The effects really began to show in early spring 2020, when the annual winter rainy season failed to replenish the parched landscape and a hot summer baked even more moisture out of the environment. By March, conditions were dire enough for the US agriculture secretary, Tom Vilsack, to designate most of California as a primary disaster area. Just two months later, 93% of the Southwest and California were in drought, with 38% of the region classified at the highest level.
The state’s previous drought lasted roughly seven long years, from December 2011 to March 2019, according to official estimates. But some scientists believe it never actually ended.
These researchers suggest that the West is gripped by an emerging 100 year “megadrought” that could last for decades. A 2020 study that looked at tree rings for historical climate clues concluded the region may be entering the worst prolonged period of drought encountered in more than 1,200 years and attributed roughly half of the effects to human-caused global heating.
Meanwhile, California has been getting warmer, and 2020 brought some of the highest temperatures ever recorded. In August of last year, Death Valley reached 130°F (54°C) and a month later, an area in Los Angeles County recorded a 121°F (49.4°C) day – the hottest in its history.
When we do not have the snowpack, it puts our water system under tremendous pressure. Heat changes the water cycle and creates a thirstier atmosphere that accelerates evaporation. That means there is less water available for communities, businesses, and ecosystems. It also means there will be less snow, which California relies on for roughly 30% of its water supply.
“The snowpack, in the context of the western US and specifically in California, is really critical for our water supply,” says Safeeq Khan, a professor at University of California, Merced, who researches the climate crisis and water sustainability. “The snowpack sits on the mountain and melts in the spring and early summer. That provides the buffer to overcome the extreme summer heat,” he explains.
But in recent years, even during wet winters, he says, the snowpack wasn’t as strong as it used to be. This year, even before the summer, it is already nearly gone. The melt has also produced less runoff than expected, meaning less trickled into streams, rivers, and reservoirs.

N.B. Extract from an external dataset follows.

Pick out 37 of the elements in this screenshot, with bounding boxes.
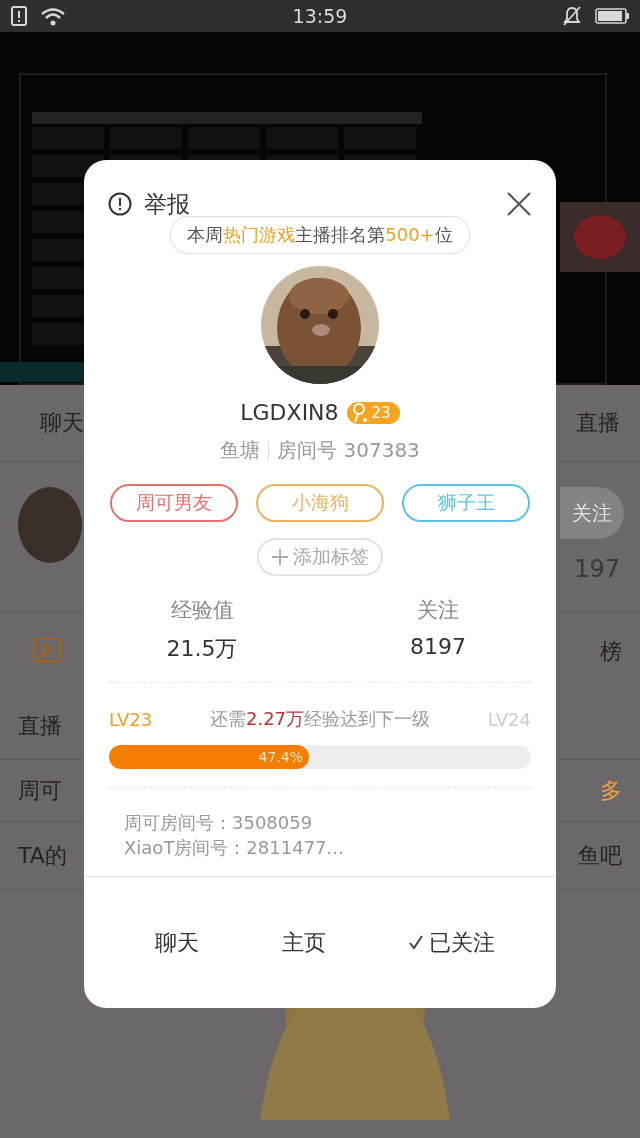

In the Sacramento area, Lake Orville is the linchpin of a system of reservoirs and aqueducts that helps provide drinking water, sustains endangered salmon, and irrigates a quarter of the nation’s crops. The lake is shrinking rapidly and is expected to reach a record low this summer. Over the Memorial Day weekend, houseboats were seen sitting on concrete blocks.
In nearby Folsom Lake, the usually very busy boat docks are sitting on dry land. Further North, campers at Shasta Lake are camping on the dry and dusty banks of the great lake.

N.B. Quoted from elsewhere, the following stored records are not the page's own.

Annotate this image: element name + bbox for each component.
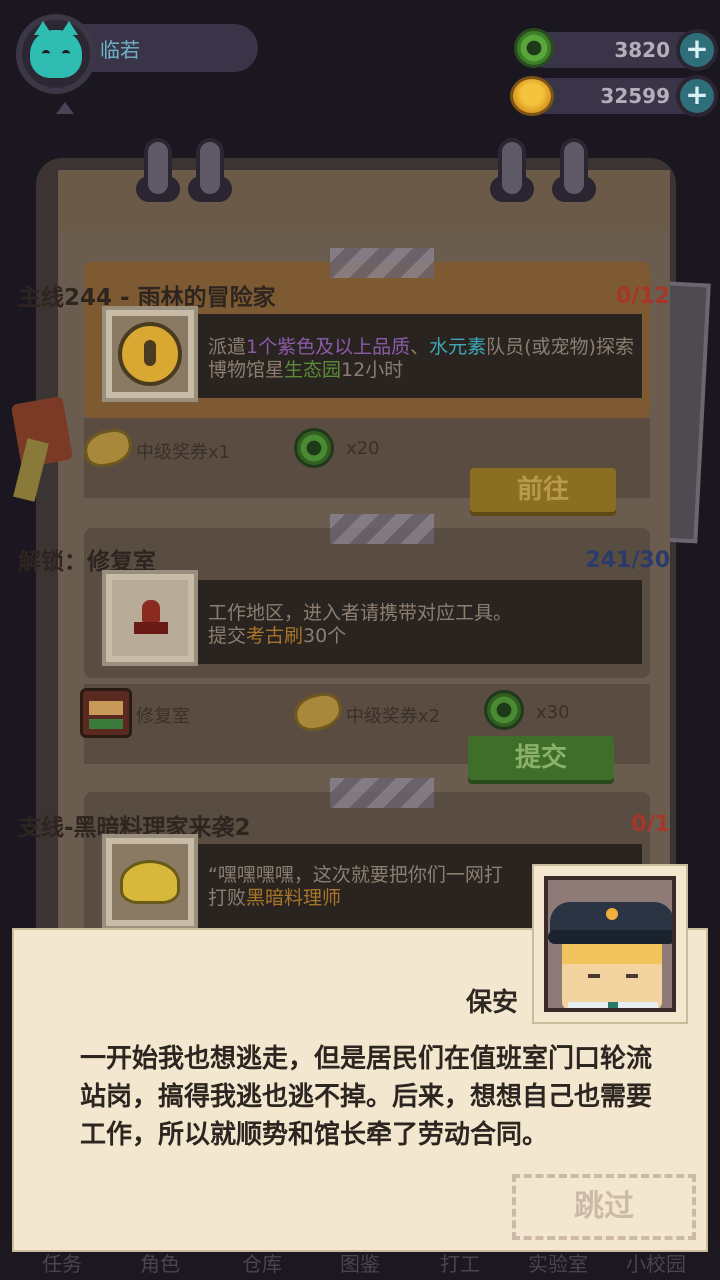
add-gems-button[interactable]: + (676, 29, 718, 71)
gold-coin-icon (510, 76, 554, 116)
nav-tab-quest[interactable]: 任务 (42, 1248, 82, 1277)
nav-tab-campus[interactable]: 小校园 (626, 1248, 686, 1277)
binder-ring (560, 138, 588, 198)
quest-description: 工作地区，进入者请携带对应工具。 提交考古刷30个 (208, 602, 513, 647)
dialog-text: 一开始我也想逃走，但是居民们在值班室门口轮流站岗，搞得我逃也逃不掉。后来，想想自… (80, 1044, 653, 1150)
reward-label: 中级奖券x1 (136, 442, 231, 463)
quest-progress: 0/12 (616, 284, 670, 309)
go-button[interactable]: 前往 (470, 468, 616, 512)
player-avatar[interactable] (16, 14, 96, 94)
quest-icon-frame (102, 834, 198, 930)
quest-progress: 241/30 (585, 548, 670, 573)
add-gold-button[interactable]: + (676, 75, 718, 117)
nav-tab-warehouse[interactable]: 仓库 (242, 1248, 282, 1277)
avatar-indicator-icon (56, 102, 74, 114)
green-coin-icon (294, 428, 334, 468)
green-coin-icon (484, 690, 524, 730)
cat-avatar-icon (30, 21, 82, 78)
gem-count: 3820 (614, 38, 670, 62)
gold-count: 32599 (600, 84, 670, 108)
nav-tab-work[interactable]: 打工 (440, 1248, 480, 1277)
dark-chef-icon (120, 860, 180, 904)
reward-label: 中级奖券x2 (346, 706, 441, 727)
gold-currency-bar: 32599 + (528, 75, 718, 117)
green-coin-icon (514, 28, 554, 68)
nav-tab-lab[interactable]: 实验室 (528, 1248, 588, 1277)
security-guard-icon (544, 876, 676, 1012)
quest-progress: 0/1 (631, 812, 670, 837)
stamp-icon (142, 600, 160, 622)
compass-icon (118, 322, 182, 386)
quest-icon-frame (102, 570, 198, 666)
game-screen: 临若 3820 + 32599 + 主线244 - 雨林的冒险家 0/12 派遣… (0, 0, 720, 1280)
quest-icon-frame (102, 306, 198, 402)
gem-currency-bar: 3820 + (528, 29, 718, 71)
quest-description: 派遣1个紫色及以上品质、水元素队员(或宠物)探索博物馆星生态园12小时 (208, 336, 634, 381)
nav-tab-character[interactable]: 角色 (140, 1248, 180, 1277)
reward-label: 修复室 (136, 706, 190, 727)
skip-button[interactable]: 跳过 (512, 1174, 696, 1240)
speaker-portrait (532, 864, 688, 1024)
reward-label: x20 (346, 438, 380, 459)
binder-ring (196, 138, 224, 198)
player-name: 临若 (100, 38, 140, 62)
repair-room-icon (80, 688, 132, 738)
nav-tab-catalog[interactable]: 图鉴 (340, 1248, 380, 1277)
submit-button[interactable]: 提交 (468, 736, 614, 780)
reward-label: x30 (536, 702, 570, 723)
binder-ring (498, 138, 526, 198)
binder-ring (144, 138, 172, 198)
speaker-name: 保安 (466, 988, 519, 1018)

The water is so low at Lake Mendocino that state officials had to reduce the amount of water flowing to Central Valley farmers But the effects of the drought go way beyond boat-goers and campers. The San Francisco Bay needs fresh water from the reservoirs to keep out the saltwater that harms freshwater fish and crops. And the state needs the water from the dams to produce hydroelectric power.
It is expected by late August that state officials will have to shut down the electrical station at the Lake which could again contribute to rolling electric blackouts across the state.
In addition, California is already in a state of emergency regarding the threat of a wildfire season worse than last year, which burned near 4 million acres.